Third, our findings suggest the value of maintaining synergy between RC and DC. On the one hand, managers should focus on the balance between RC and DC and make efforts to build matched social and technical systems that can foster interfirm interaction and resource exchange, thereby ultimately promoting value co-creation. Thus, managers should invest and allocate more resources to realize a higher level of RC and DC congruence. On the other hand, our findings also suggest caution for managers aiming to conduct RC and DC management. Based on these results, we provide suggestions for managers facing resource constraints. These managers should consciously prioritize the development of RC, gradually improve DC, and ultimately achieve a matched state. Using this tactic, firms can address the dilemma of unmatched capabilities without impairing value co-creation in strategic partnerships.

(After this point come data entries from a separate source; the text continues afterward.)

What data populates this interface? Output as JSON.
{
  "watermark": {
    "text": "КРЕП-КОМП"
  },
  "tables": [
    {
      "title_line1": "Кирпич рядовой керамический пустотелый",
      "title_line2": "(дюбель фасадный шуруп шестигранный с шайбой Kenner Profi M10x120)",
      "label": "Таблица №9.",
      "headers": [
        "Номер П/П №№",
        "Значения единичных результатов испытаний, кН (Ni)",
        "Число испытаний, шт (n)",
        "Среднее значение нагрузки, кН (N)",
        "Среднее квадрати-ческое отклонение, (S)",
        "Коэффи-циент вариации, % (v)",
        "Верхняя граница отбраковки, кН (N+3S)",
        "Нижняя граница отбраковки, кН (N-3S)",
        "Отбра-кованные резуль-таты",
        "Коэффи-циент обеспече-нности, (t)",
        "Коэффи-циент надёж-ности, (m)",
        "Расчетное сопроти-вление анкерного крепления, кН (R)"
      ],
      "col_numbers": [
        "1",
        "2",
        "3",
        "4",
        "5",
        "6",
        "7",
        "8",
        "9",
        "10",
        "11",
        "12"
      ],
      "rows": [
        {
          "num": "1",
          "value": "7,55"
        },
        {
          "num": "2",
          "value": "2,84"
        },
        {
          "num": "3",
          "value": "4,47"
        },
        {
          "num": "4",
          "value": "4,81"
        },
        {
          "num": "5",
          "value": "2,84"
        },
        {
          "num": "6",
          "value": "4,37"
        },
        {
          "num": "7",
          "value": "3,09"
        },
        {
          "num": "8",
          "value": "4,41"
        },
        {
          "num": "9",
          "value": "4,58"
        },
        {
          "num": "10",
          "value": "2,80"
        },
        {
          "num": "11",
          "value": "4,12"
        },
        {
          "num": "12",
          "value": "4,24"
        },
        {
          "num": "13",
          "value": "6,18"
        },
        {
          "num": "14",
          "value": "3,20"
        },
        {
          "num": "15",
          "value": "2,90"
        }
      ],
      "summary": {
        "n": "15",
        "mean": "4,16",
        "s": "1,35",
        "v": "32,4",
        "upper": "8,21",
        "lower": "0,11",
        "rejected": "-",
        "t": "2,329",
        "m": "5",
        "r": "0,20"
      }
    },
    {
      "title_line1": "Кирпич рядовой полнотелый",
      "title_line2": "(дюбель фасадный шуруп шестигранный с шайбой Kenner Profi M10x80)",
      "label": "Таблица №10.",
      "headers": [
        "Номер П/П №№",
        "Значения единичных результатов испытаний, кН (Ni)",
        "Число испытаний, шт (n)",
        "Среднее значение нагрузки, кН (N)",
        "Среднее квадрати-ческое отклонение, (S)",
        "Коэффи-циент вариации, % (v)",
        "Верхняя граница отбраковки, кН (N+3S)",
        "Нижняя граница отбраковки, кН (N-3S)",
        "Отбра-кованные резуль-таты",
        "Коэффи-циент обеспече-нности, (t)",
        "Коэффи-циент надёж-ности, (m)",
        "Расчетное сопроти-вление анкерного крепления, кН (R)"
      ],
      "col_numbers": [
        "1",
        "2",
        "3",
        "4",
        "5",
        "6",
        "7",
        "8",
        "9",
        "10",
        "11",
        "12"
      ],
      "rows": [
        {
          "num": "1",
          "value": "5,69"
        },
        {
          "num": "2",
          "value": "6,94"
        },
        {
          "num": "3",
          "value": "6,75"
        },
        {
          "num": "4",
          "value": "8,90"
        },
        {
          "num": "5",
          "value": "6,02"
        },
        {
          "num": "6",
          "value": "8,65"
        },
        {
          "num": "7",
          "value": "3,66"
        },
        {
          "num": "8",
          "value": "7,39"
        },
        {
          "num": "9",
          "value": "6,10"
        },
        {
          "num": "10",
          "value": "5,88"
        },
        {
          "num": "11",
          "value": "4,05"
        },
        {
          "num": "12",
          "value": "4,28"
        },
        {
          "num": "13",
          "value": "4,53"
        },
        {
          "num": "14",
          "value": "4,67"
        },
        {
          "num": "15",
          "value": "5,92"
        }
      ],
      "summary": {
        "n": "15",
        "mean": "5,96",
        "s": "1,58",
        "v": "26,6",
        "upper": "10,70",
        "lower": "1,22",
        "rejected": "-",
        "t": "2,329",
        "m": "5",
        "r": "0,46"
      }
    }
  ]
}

5.4 Limitations and future directions

Our study has several limitations that should be addressed in future endeavors. First, our conceptual model was tested by using cross-sectional survey data. If feasible, a longitudinal design is recommended for future explorations into the dynamic evolution of the relationships between variables. Second, in this study, we focus on the effects of RC and DC on value co-creation. Future research can explore the effect of other capabilities, such as big data analytics capabilities and market-sensing capabilities (Alshanty & Emeagwali, 2019; Ciampi et al., 2021), and their (in)congruence on value co-creation. Third, there may be contingent factors that influence the (in)congruence effect of RC and DC, such as market uncertainty, the institutional environment, and competitive pressures. Researchers can explore the effect of contingency factors in the future. Fourth, we suggest that secondary data or other scales can be used to measure the level of value co-creation and other variables.